Hard Challenges: Soft Costs

If you’ve ever wondered why it costs twice as much to install a PV system in the US as Germany, the answer is red tape and bureaucracy, known in the industry as “soft costs” or “balance of system (BoS)” costs. While solar hardware prices continue to plummet, soft costs – which include customer acquisition or marketing, permitting, licensing, inspection and installation labor – are actually going up. The Department of Energy is funding a variety of efforts to understand what drives soft costs, and how we might be able to reduce them. In a panel at the National Solar Conference, researchers from several national laboratories funded by the Department of Energy, Georgia Tech and others, presented their research on tackling this complex problem. DoE is funding a variety of programs including the $10 million “Race to the Rooftops” prize for soft cost reductions.

Robert Margolis of the National Renewable Energy Laboratory (NREL) described the DoE roadmap for soft cost reduction which uses examples from semiconductor and other industries to track and tackle soft costs.
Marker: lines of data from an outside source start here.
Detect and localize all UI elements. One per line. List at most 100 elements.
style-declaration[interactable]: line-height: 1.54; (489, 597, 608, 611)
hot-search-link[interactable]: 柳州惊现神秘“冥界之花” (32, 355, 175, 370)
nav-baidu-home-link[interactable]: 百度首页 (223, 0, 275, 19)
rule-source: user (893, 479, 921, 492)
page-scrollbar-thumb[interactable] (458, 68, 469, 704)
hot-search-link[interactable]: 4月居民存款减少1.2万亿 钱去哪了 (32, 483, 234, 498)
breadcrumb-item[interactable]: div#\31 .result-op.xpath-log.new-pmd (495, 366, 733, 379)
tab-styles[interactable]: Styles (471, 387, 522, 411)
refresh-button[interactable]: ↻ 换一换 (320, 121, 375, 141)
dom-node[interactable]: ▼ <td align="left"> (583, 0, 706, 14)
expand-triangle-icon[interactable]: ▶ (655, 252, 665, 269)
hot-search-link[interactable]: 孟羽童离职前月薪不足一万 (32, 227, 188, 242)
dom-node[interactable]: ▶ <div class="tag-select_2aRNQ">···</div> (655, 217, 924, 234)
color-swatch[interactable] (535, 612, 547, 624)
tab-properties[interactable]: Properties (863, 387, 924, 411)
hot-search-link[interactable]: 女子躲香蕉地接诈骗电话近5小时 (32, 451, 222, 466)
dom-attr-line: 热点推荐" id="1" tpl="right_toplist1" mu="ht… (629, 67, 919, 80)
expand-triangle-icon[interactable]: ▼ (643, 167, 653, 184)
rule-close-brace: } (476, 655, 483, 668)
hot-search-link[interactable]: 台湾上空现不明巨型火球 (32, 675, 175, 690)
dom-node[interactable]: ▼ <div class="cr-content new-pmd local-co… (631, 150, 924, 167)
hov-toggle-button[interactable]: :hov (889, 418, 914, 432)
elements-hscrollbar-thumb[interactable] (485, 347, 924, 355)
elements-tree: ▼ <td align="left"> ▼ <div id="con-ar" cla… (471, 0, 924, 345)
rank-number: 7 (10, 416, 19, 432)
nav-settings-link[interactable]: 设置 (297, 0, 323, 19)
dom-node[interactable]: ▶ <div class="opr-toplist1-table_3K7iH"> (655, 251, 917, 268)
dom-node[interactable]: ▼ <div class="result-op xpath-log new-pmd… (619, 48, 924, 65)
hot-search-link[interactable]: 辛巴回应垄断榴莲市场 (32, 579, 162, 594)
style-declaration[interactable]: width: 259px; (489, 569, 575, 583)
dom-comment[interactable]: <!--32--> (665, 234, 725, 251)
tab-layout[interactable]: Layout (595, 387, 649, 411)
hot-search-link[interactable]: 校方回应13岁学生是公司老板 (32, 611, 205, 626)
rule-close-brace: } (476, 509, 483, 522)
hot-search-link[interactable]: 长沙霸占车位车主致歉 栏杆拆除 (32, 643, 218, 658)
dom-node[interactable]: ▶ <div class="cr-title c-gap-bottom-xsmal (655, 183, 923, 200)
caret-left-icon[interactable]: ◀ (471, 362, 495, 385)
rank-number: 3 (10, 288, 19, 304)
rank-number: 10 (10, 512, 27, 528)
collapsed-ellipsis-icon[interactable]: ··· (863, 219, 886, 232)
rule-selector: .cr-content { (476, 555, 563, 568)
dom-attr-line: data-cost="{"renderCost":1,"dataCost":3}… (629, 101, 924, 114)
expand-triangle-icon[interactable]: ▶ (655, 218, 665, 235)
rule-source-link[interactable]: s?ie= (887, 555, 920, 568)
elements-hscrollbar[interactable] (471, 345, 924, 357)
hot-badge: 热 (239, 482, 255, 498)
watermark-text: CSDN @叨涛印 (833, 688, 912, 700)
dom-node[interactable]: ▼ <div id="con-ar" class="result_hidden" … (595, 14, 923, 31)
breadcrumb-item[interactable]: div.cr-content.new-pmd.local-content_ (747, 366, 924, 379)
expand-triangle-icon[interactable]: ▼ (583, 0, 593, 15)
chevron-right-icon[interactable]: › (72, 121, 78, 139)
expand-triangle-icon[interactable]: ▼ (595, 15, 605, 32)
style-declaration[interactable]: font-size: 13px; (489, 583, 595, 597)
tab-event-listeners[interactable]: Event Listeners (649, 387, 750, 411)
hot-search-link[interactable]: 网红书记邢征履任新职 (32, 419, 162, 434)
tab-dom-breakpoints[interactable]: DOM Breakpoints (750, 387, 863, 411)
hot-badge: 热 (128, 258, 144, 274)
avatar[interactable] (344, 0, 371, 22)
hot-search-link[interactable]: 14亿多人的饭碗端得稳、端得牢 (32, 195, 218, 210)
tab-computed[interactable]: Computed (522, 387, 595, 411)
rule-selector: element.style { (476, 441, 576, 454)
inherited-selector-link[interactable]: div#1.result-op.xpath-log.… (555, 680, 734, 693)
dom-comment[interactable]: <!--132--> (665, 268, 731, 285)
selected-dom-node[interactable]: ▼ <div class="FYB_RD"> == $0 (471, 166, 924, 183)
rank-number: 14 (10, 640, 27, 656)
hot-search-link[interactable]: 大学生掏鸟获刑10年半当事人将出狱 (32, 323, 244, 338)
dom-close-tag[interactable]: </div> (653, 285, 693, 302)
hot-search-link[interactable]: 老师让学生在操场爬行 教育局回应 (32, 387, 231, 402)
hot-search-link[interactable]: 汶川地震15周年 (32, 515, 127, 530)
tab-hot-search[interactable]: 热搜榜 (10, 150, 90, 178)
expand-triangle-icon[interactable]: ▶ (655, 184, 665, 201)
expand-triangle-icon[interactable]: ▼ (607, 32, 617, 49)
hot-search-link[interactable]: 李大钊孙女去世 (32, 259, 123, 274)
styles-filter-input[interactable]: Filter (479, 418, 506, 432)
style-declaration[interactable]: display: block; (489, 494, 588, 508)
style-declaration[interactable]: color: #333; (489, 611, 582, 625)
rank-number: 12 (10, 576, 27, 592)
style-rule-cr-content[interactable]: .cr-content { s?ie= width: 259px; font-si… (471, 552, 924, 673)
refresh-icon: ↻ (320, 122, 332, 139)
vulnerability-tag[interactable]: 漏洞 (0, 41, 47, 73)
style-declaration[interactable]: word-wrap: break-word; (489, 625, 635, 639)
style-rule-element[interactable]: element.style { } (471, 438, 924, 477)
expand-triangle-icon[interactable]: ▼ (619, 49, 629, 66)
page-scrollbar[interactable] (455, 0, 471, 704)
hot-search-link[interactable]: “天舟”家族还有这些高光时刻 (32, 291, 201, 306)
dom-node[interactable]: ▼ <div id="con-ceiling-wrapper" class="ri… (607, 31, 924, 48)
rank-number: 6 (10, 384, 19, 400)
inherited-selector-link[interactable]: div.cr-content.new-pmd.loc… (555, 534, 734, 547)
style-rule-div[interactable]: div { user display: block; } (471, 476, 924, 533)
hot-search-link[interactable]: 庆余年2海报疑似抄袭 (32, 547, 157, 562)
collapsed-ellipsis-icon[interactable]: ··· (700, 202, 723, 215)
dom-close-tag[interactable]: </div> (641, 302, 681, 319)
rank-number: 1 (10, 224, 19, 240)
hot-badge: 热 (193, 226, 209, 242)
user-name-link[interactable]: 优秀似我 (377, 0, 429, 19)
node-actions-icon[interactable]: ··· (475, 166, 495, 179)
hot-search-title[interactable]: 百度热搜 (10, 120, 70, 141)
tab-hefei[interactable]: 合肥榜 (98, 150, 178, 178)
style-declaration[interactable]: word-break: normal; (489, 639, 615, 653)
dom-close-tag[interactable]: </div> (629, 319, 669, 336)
Opportunities for reduction include increased transparency in the form of online databases of permitting requirements, reduced local fees and standardization of the permitting process. James Tong of Clean Power Finance unveiled a free, open source, national database that will track permitting requirements. The project relies on the participation of installers around the country to enter information and assumes that increased transparency will help streamline permitting requirements nationwide. You can visit solarpermit.org to see this Wikipedia of solar permitting in action. Rebecca Cantwell of Colorado Solar Energy Industries Association (COSEIA) works with local communities in Colorado to encourage reforms through public recognition of “Solar Friendly Communities.” She said that Colorado communities won’t accept state mandates because of the state’s home rule traditions. Communities need to evolve their own systems for improved permitting of solar projects, but providing them with “best practices” can help rationalize a patchwork of different requirements. Meanwhile NREL engineer Darlene Steward is comparing state policies and measuring their effectiveness in promoting solar development; CD Dong of Lawrence Berkeley labs is analyzing the impact of project delays and other soft costs on system prices, and Joseph Goodman of George Tech is analyzing technology improvements that will reduce soft costs.
Some installers in the audience were concerned with the DoE roadmap’s focus on cutting installation labor costs; they said that installers were already struggling with thin profit margins and needed assurances that labor on solar projects would be adequately compensated.